POD5 File Format Design Details
Summary
This file format has the following design goals (roughly in priority order):
Good write performance for MinKNOW
Recoverable if the writing process crashes
Good read performance for downstream tools, including basecall model generation
Efficient use of space
Straightforward to implement and maintain
Extensibility
Note that trade-offs have been made between these goals, but we have mostly aimed to make those run-time decisions.
We have also chosen not to optimise for editing existing files.
Write performance
The aspects of this format that are designed to maximise write performance are:
Data can be written sequentially
The sequential access pattern makes it easy to use efficient operating system APIs (such as io_uring on Linux)
The sequential access pattern helps the operating system’s I/O scheduler maximise throughput
Signal data from different reads can be interleaved, and data streams can be safely abandoned (at the cost of using more space than necessary)
This allows MinKNOW to write out data as it arrives, potentially avoiding the need have an intermediate caching format (this file format can be used for the cache and the final output)
Support for space- and CPU-efficient compression routines (VBZ)
This reduces the amount of data that needs to be written, which reduces I/O load
Recovery
The aspects of this format that are designed to allow for recovery if the writing process crashes are:
A way to indicate that a file is actually complete as intended (complete files end with a recognisable footer)
The Apache Feather format can be assembled by reading it sequentially, without using the footer
The data file format is append-only, which means that once data is recorded it cannot be corrupted by later updates
Read performance
The aspects of this format that are designed to maximise read performance are:
The Apache Feather format can be memory mapped and used directly
Apache Arrow has significant existing engineering work geared around efficient access to data, from the layout of the data itself to the library tooling
Storing direct information about signal data locations with the row table
This allows quick access to a read’s data without scanning the data file
It is possible to only decode part of a long read, due to read data being stored in chunks
This is useful for model training
Read access does not require locking or otherwise modifying the file
This allows multi-threaded and multi-process access to a file for reading
Efficient use of space
The aspects of this format that are designed to maximise use of space are:
Support for efficient compression routines (VBZ)

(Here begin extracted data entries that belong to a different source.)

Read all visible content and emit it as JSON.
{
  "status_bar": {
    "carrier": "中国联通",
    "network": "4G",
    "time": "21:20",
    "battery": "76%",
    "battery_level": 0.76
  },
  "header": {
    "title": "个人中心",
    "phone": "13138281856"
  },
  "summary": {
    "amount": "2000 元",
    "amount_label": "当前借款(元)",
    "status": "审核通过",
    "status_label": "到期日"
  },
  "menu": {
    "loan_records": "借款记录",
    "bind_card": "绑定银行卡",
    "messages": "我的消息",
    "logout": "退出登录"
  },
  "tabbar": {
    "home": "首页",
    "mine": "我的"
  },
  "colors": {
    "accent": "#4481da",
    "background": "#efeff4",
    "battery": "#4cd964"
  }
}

Apache Arrow’s support for dictionary encoding
Apache Arrow’s support for compressing buffers with standard compression routines
Ease of implementation
The aspects of this format that are designed to make the format easy to implement are:
Relying on an existing, widely-used format (Apache Arrow)
Extensibility
The aspects of this format that are designed to make the format extensible are:
Apache Arrow uses a self-describing schema with named columns, so it is straightforward to write code that is resilient in the face of things like additional columns being added.